Bath County hit hard by resort closures
Communities across the state are hurting from coronavirus-related layoffs and closures, but in Bath County, “it’s devastating,” says state Sen. Creigh Deeds, whose law practice is located on Hot Springs’ Main Street.
“Two major employers are closed,” he says, referring to The Omni Homestead Resort and The Greenbrier resort just over the West Virginia line. “Employees are furloughed. People’s lives are upset.”
In March, The Omni Homestead, which opened more than a century ago and is now owned by Omni Hotels & Resorts, announced it was closing until at least May 15. This was after all of its spring conferences and bookings were canceled in the days after the coronavirus spread to Virginia — which forced the resort to furlough 700 of its 800 employees. The Greenbrier announced it was closed until it’s safe to reopen.
According to the Virginia Employment Commission, 524 Bath County residents filed for unemployment benefits between March 14 and April 11, representing a 20.7% unemployment rate, up from 2.7% in February. Some locals were employed by other businesses, of course, Deeds notes, just as The Omni Homestead and Greenbrier employ many people who hail from other counties.
Omni was preparing to make significant renovations to the resort, and its famous Jefferson Pools, which were closed for repairs, were set to reopen this summer.
John Hess, Homestead’s director of sales and marketing, said in April that the furloughed employees, who would be brought back gradually after the resort reopens, received wages for any earned time off, as well as any disability pay. They also have been given the option of remaining on the resort’s benefits program.
The reopening of the Jefferson Pools and the resort’s renovation plans are still moving ahead, “however, the impact of the coronavirus could impact dates,” Hess notes.
March 25 was Amanda Gwin’s last day at the Omni Homestead before being furloughed. These days, the reservations manager spends time at home in Covington with her 19-year-old son, hiking, gardening and talking to friends via teleconference.

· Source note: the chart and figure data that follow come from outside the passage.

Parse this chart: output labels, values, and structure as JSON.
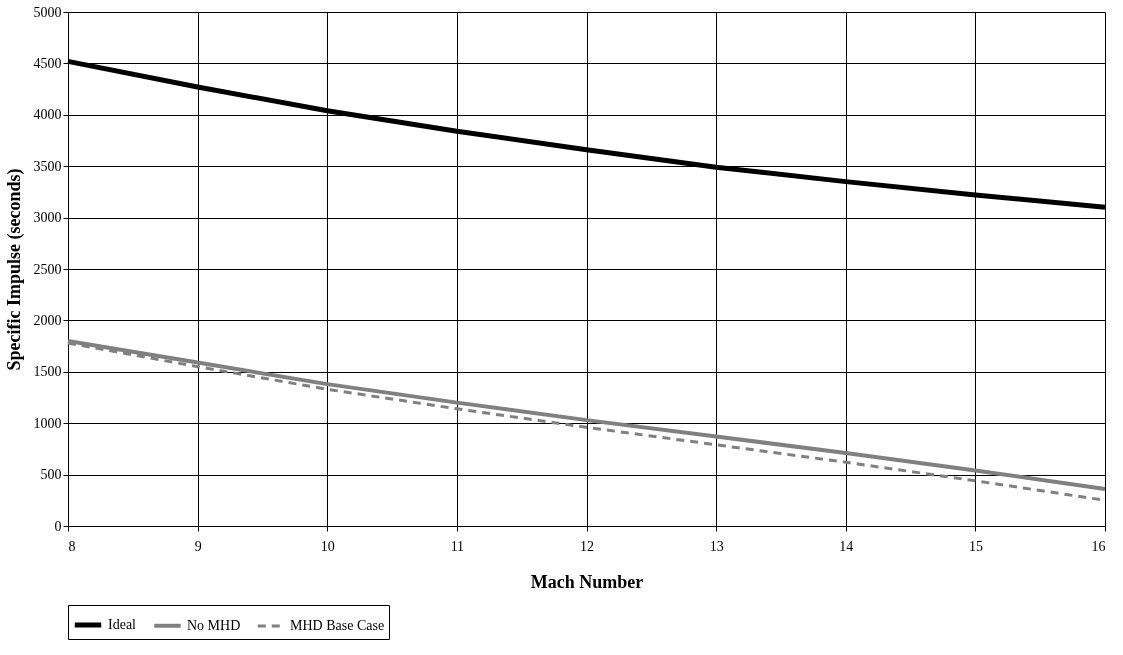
{
  "chart_data": {
    "type": "line",
    "xlabel": "Mach Number",
    "ylabel": "Specific Impulse (seconds)",
    "x": [
      8,
      9,
      10,
      11,
      12,
      13,
      14,
      15,
      16
    ],
    "xlim": [
      8,
      16
    ],
    "xticks": [
      8,
      9,
      10,
      11,
      12,
      13,
      14,
      15,
      16
    ],
    "ylim": [
      0,
      5000
    ],
    "yticks": [
      0,
      500,
      1000,
      1500,
      2000,
      2500,
      3000,
      3500,
      4000,
      4500,
      5000
    ],
    "grid": true,
    "legend": "bottom",
    "marker": "none",
    "series": [
      {
        "name": "Ideal",
        "color": "#000000",
        "line_style": "solid",
        "values": [
          4520,
          4270,
          4040,
          3840,
          3660,
          3490,
          3350,
          3220,
          3100
        ]
      },
      {
        "name": "No MHD",
        "color": "#808080",
        "line_style": "solid",
        "values": [
          1800,
          1590,
          1380,
          1200,
          1030,
          870,
          710,
          540,
          360
        ]
      },
      {
        "name": "MHD Base Case",
        "color": "#808080",
        "line_style": "dashed",
        "values": [
          1780,
          1550,
          1330,
          1140,
          960,
          790,
          620,
          440,
          250
        ]
      }
    ]
  }
}
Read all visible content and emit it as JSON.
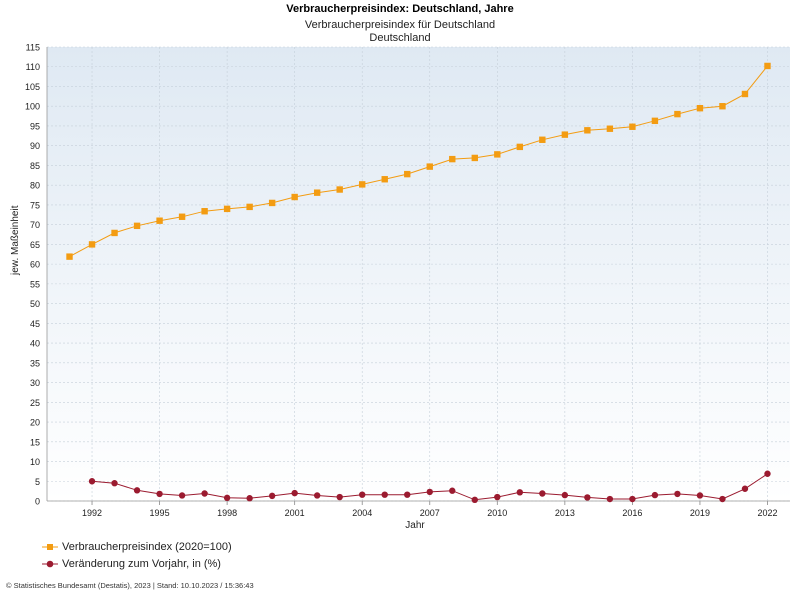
{
  "chart_data": {
    "type": "line",
    "title": "Verbraucherpreisindex: Deutschland, Jahre",
    "subtitle": "Verbraucherpreisindex für Deutschland",
    "subtitle2": "Deutschland",
    "xlabel": "Jahr",
    "ylabel": "jew. Maßeinheit",
    "ylim": [
      0,
      115
    ],
    "yticks": [
      0,
      5,
      10,
      15,
      20,
      25,
      30,
      35,
      40,
      45,
      50,
      55,
      60,
      65,
      70,
      75,
      80,
      85,
      90,
      95,
      100,
      105,
      110,
      115
    ],
    "xlim": [
      1990,
      2023
    ],
    "xticks": [
      1992,
      1995,
      1998,
      2001,
      2004,
      2007,
      2010,
      2013,
      2016,
      2019,
      2022
    ],
    "series": [
      {
        "name": "Verbraucherpreisindex (2020=100)",
        "color": "#f39c12",
        "marker": "square",
        "x": [
          1991,
          1992,
          1993,
          1994,
          1995,
          1996,
          1997,
          1998,
          1999,
          2000,
          2001,
          2002,
          2003,
          2004,
          2005,
          2006,
          2007,
          2008,
          2009,
          2010,
          2011,
          2012,
          2013,
          2014,
          2015,
          2016,
          2017,
          2018,
          2019,
          2020,
          2021,
          2022
        ],
        "values": [
          61.9,
          65.0,
          67.9,
          69.7,
          71.0,
          72.0,
          73.4,
          74.0,
          74.5,
          75.5,
          77.0,
          78.1,
          78.9,
          80.2,
          81.5,
          82.8,
          84.7,
          86.6,
          86.9,
          87.8,
          89.7,
          91.5,
          92.8,
          93.9,
          94.3,
          94.8,
          96.3,
          98.0,
          99.5,
          100.0,
          103.1,
          110.2
        ]
      },
      {
        "name": "Veränderung zum Vorjahr, in (%)",
        "color": "#9b1b30",
        "marker": "circle",
        "x": [
          1992,
          1993,
          1994,
          1995,
          1996,
          1997,
          1998,
          1999,
          2000,
          2001,
          2002,
          2003,
          2004,
          2005,
          2006,
          2007,
          2008,
          2009,
          2010,
          2011,
          2012,
          2013,
          2014,
          2015,
          2016,
          2017,
          2018,
          2019,
          2020,
          2021,
          2022
        ],
        "values": [
          5.0,
          4.5,
          2.7,
          1.8,
          1.4,
          1.9,
          0.8,
          0.7,
          1.3,
          2.0,
          1.4,
          1.0,
          1.6,
          1.6,
          1.6,
          2.3,
          2.6,
          0.3,
          1.0,
          2.2,
          1.9,
          1.5,
          0.9,
          0.5,
          0.5,
          1.5,
          1.8,
          1.4,
          0.5,
          3.1,
          6.9
        ]
      }
    ]
  },
  "footer": {
    "text": "© Statistisches Bundesamt (Destatis), 2023 | Stand: 10.10.2023 / 15:36:43"
  }
}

Her team had received dozens of calls earlier in March canceling reservations, including business groups, some of whom have rebooked for later in the year. “Then, of course, as COVID-19 got bigger, I saw a decline in the bookings,” she says, but many regular guests assured her they will return. “I do truly believe we have that loyalty.”
Between the payout of her remaining time off, state unemployment benefits and the federal stimulus check, Gwin will be OK financially, she says, “as long as this is a short-term world shutdown.”